The only way to achieve horizontal equality between families with different numbers of children is to ensure that as the number of children increases, so too does a family’s disposable household income.

The purpose of doing a phaseout is presumably to raise (or save) more money. But imposing a 5 percent surcharge tax only on high-income families with children is not a good way to do that. Instead, a child allowance plan should just raise taxes on all high-earning families regardless of how many children they have. This would raise the same money while also ensuring that high-earners with more children have more disposable household income than high-earners with less children.

Lastly, phasing out is going to make benefits administration far more complicated. People are going to have to submit income estimates in advance. If those estimates are too low, they’ll have to pay some back. The bureaucratic trouble just is not worth it.

4. Do not vary payment amounts.

The proposal currently would only make payments to people whose benefit amount is expected to exceed their income tax liability. So presumably the way this would work is you would estimate your federal income tax in advance and then communicate that estimate to the Treasury. Then the Treasury would give you monthly payments only if your child allowance benefits exceeded your estimated tax.

This is a completely unnecessary and unhelpful bureaucratic approach. Instead everyone should receive their $300 or $250 a month and pay their taxes normally. This achieves the same net outcome without requiring a complex upfront system of estimating taxes and income.
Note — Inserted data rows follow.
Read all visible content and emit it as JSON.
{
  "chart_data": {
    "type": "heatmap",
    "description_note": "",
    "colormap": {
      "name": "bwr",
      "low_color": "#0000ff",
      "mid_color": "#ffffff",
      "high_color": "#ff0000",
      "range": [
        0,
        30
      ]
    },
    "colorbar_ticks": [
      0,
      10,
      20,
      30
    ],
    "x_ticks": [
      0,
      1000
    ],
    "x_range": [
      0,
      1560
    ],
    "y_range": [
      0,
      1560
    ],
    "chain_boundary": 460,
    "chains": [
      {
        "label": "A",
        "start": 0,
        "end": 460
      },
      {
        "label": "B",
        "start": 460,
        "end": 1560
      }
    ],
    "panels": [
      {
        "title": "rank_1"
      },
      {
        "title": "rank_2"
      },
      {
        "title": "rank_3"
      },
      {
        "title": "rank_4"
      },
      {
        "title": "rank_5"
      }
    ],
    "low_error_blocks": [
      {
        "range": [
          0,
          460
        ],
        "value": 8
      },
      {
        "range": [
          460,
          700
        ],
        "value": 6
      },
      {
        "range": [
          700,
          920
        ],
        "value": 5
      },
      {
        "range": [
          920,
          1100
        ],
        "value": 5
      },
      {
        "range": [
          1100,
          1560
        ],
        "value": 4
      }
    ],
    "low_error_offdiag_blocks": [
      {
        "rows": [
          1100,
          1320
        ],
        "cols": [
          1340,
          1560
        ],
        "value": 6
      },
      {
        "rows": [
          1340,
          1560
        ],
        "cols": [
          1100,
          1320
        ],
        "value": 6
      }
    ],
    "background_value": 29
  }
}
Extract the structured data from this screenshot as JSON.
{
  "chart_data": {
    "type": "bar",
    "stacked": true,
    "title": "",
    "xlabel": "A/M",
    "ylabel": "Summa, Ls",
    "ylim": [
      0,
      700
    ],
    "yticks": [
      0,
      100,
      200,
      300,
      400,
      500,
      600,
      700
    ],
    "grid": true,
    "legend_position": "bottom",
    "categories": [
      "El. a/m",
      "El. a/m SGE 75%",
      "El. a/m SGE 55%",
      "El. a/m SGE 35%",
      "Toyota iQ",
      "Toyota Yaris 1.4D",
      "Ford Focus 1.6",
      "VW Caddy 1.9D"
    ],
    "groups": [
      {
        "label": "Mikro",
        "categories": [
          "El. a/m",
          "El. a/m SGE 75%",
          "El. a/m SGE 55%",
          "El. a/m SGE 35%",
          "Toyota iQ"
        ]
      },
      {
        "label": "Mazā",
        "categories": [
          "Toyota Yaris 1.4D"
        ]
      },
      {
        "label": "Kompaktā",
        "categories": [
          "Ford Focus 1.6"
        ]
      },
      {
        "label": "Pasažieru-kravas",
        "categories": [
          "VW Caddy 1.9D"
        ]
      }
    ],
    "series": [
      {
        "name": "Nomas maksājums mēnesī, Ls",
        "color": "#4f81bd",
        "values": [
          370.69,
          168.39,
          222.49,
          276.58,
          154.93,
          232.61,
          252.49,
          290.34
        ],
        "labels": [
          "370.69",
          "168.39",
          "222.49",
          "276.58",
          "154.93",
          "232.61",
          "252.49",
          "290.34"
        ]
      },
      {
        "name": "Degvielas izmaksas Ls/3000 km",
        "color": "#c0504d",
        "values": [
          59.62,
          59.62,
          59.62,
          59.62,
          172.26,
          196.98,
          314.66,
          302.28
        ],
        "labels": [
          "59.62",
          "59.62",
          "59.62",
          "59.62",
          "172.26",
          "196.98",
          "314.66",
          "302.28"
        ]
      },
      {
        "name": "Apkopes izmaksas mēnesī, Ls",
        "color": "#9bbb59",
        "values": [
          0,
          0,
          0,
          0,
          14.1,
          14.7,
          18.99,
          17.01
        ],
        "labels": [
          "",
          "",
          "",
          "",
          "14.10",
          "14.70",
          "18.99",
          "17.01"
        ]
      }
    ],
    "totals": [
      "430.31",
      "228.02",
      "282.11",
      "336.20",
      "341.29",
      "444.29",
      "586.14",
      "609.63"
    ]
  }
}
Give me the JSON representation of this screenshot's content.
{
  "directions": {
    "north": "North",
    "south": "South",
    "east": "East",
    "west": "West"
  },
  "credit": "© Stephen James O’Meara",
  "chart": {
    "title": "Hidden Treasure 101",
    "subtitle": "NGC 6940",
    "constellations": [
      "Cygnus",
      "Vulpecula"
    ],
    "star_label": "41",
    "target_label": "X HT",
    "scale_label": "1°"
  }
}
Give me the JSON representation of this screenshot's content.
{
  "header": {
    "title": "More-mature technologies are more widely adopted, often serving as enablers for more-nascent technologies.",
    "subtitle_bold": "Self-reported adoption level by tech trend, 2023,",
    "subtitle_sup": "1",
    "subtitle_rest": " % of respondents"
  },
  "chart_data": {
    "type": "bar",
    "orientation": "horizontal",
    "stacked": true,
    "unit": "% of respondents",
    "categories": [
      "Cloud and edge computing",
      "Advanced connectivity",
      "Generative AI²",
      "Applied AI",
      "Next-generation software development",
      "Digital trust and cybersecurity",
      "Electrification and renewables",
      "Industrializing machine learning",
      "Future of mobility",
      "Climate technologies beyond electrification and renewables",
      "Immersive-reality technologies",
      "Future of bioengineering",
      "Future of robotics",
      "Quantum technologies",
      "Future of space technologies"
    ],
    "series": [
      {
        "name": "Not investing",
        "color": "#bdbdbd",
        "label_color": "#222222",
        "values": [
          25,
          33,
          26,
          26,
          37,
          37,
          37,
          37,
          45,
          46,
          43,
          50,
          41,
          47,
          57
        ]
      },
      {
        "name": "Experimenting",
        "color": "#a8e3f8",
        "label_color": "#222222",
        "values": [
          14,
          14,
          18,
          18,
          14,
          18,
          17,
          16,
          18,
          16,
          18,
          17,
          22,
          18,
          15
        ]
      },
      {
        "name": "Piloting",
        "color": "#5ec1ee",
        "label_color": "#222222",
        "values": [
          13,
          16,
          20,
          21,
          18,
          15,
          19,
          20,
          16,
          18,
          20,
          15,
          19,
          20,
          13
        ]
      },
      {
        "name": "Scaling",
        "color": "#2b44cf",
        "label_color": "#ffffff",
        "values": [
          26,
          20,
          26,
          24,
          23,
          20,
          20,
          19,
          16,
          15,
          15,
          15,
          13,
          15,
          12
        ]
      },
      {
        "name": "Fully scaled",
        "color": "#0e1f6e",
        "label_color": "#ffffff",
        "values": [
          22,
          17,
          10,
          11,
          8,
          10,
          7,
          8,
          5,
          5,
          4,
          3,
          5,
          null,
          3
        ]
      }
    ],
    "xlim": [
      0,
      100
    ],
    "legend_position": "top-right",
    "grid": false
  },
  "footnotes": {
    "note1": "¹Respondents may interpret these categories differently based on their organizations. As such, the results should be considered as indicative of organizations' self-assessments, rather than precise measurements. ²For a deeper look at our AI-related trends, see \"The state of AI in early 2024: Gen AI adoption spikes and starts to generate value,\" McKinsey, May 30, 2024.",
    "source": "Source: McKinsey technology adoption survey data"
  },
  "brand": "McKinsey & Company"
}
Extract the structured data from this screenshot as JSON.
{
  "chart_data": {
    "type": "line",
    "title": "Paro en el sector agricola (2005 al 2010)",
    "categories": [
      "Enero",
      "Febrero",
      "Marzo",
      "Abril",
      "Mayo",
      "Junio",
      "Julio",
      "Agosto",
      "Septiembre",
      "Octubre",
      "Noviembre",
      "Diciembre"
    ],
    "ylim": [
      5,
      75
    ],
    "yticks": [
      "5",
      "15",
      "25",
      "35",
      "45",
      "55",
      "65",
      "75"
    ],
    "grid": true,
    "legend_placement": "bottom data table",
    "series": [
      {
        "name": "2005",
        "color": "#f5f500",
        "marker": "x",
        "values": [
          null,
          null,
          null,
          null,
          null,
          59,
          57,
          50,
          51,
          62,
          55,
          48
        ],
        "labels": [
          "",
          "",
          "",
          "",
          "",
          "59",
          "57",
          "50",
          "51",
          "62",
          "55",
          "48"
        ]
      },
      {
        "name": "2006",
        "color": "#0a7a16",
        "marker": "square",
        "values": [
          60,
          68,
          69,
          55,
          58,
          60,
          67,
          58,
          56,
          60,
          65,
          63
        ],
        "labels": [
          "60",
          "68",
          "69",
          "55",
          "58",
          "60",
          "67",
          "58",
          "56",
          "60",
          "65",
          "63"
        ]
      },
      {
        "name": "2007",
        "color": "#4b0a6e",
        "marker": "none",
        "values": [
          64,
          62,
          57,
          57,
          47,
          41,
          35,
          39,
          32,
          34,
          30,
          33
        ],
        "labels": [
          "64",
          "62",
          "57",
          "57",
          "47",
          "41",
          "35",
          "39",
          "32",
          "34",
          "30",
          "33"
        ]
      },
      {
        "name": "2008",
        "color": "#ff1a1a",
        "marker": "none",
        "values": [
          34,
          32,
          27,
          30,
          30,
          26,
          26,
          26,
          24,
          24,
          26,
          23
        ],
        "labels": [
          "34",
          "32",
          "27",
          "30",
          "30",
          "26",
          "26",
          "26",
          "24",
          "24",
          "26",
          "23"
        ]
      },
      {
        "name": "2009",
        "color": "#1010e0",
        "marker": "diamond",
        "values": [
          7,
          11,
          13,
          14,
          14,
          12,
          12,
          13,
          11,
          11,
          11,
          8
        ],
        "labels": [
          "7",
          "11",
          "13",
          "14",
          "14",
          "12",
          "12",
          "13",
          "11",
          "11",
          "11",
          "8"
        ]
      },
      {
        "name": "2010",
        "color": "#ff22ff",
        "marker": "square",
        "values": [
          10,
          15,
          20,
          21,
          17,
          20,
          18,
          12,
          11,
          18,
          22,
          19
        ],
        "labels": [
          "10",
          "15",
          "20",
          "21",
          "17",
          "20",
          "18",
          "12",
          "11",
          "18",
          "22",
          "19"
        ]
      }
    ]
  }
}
Even if you maintain the phase out (contrary to my advice in step 3), you should still not vary the payment amounts. Instead, there should be a special tax clawback starting at $75,000 of income for single filers and $110,000 for married filers that mimics the proposed phaseout. This way the means-testing is handled on the tax side, not the benefits administration side. It would be so much simpler to do it like this and having everyone receive the same monthly check is likely to secure much more support for the program in the long run.